Kilo yapmasın, sağlıksız beslenmeyeyim düşüncesiyle hareket eden, makarna yemeyen varlıklı beyefendiler, nedense Ramazan erzak kolilerinin içine bol bol makarna paketi koyarak vicdanlarını rahatlatıyorlar!
Maalesef,
Bursa’daki belediyelerin iftarlarına karınlarını doyurmak isteyen dar gelirliler, akşam yemeğini bedavaya getirmenin mutluluğunu yaşıyorlar.
Diğer yandan ise,
Halk ve Kent lokantaları ekonomik durumu müsait olmayanlar için açıldığını bile bile, ayda 50 bin TL maaş alanların da buralarda karınlarını doyurması, ülkenin nasıl çürüdüğünü gösteriyor.
Ekonomide yaşanan dalgalanma, devam eden hayat pahalılığı, güneşi gören kar gibi emeklilerin maaşlarını eritince, Diyanet de açlık sınırında maaş alanlara fitre verileceğini açıklamıştı.
Kredi kartı borçlularının sayısı 25 milyonu aşmış. Bu sayının yarısına yakını dar gelirli.
Gerçekten zor durumda olanlar var. Çaresizliği kabullenmiş gibi yüzü gülmeyenler, torununa harçlık veremediği için ağlayan babaannelerle karşılaşınca yüreğim acıyor.
Birileri gelir defterlerine notlar alırken, birileri de marketin, eczanenin veresiye defterine borç yazdırıyor.
Zekat müessesesi, İslam’ın bir operasyon dini olduğunu bizlere gösteriyor.
Çünkü Allah, zenginlerin kazançlarını paylaşmalarını, hem de cimrilik yapmadan paylaşmaları durumunda, fakir kalmayacağına dikkat çekiyor.
Ölü taklidi yapmayanları, Gazze’de insanlık yok edilirken, Siyonist İsrail’i her koşulda destek veren Suudi Arabistan’a para kazandırmamak için haccı ve umreyi boykot edenlere sözümüz yok.
İşçisine, mevcut iktidarın belirlediği asgari ücretin çok üzerinde maaş veren münevverlere tabi ki şapka çıkaracağız.
Fakirin, algıcı Türk dizilerinde gördüğü acayip yemekleri, iftar sofrasına, komşusunu, tanımadığı garibanı davet ederek, kibri çöpe atanları nasıl alkışlamayalım, Kamil!

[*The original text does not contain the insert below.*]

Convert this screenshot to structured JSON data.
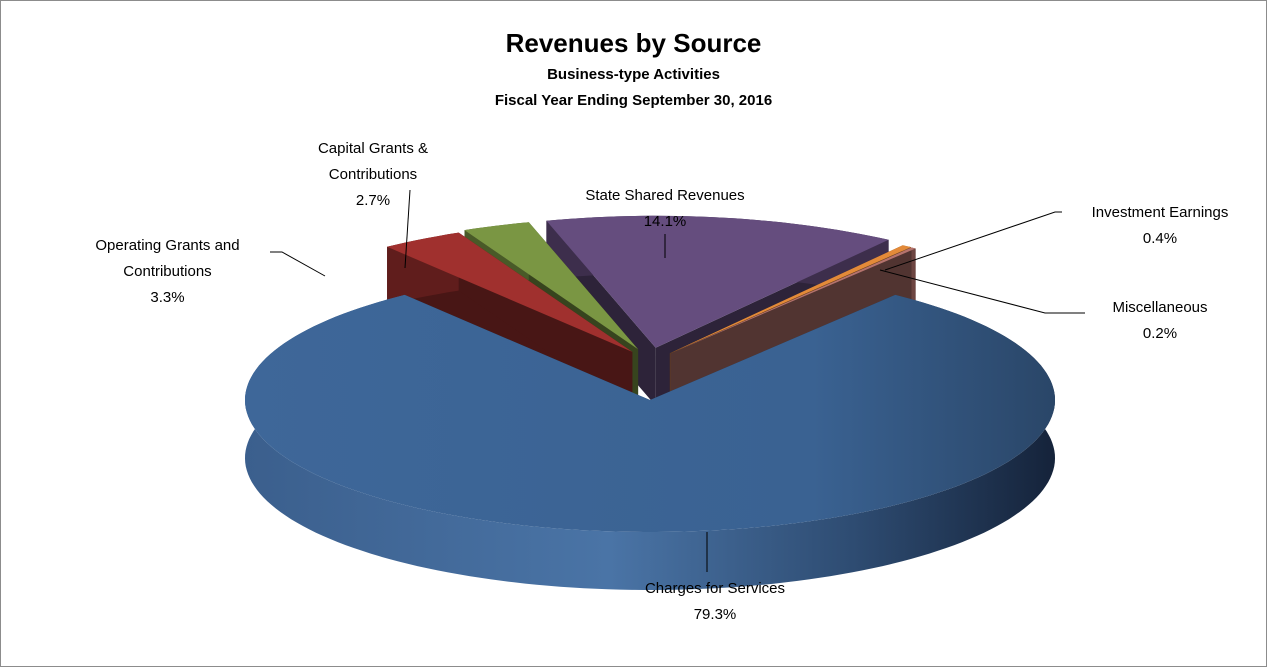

Somali’den önce komşumuz Semra teyzeyi, alt katımızdaki Ramazan amcaya kurban eti vermemizi emrediyor Rabbimiz.
Gönülleri kuşatacaksanız, afiş asmaya, reklam yapmaya gerek yok. Görmediğiniz, bilmediğiniz, tanımadığınız insanların birikmiş borçlarını ödeyebilirsiniz.
Buradan yola çıkarak,
MÜSİAD Bursa Şubesi’nin iş insanları, geleneklerimizin askısı, kasası olan “Zimen Defteri- Veresiye Defteri” kapsamında şehrimizdeki markete, eczaneye veresiye yazdıranların borçlarını silip süpürmüşler.
Unutmayın, Ramazan’ın içinde “erken gelen bayram var.”
Evet, Ramazan başlangıçtır, cimrilikten kurtulmanın kapısıdır. Cömertlikle, kazandıklarınız ne varsa bir gün hepsini bırakıp, toprağa karışmanın bilincidir.
İş adamından çok, insan olabilmek için adım atanlara imreniyoruz.
Fabrikalarında çalıştırdıkları emekçileri, patron olabilmeleri adına köprü olanları, Yüce Yaratıcı asil defterine yazıyor.
Veresiye defterini yırtan vicdanların sayısı artsın, garibanların sayısı azalsın.
Sahi, sofralarına sucuk, kırmızı et, kaşar peyniri, manda kaymağı, bal koyamayanları Allah görüyor. Sen deneden görmüyorsun, gülüm!
Bir kere daha, MÜSİAD Bursa’nın gönüllülerine, gönül dolusu selam.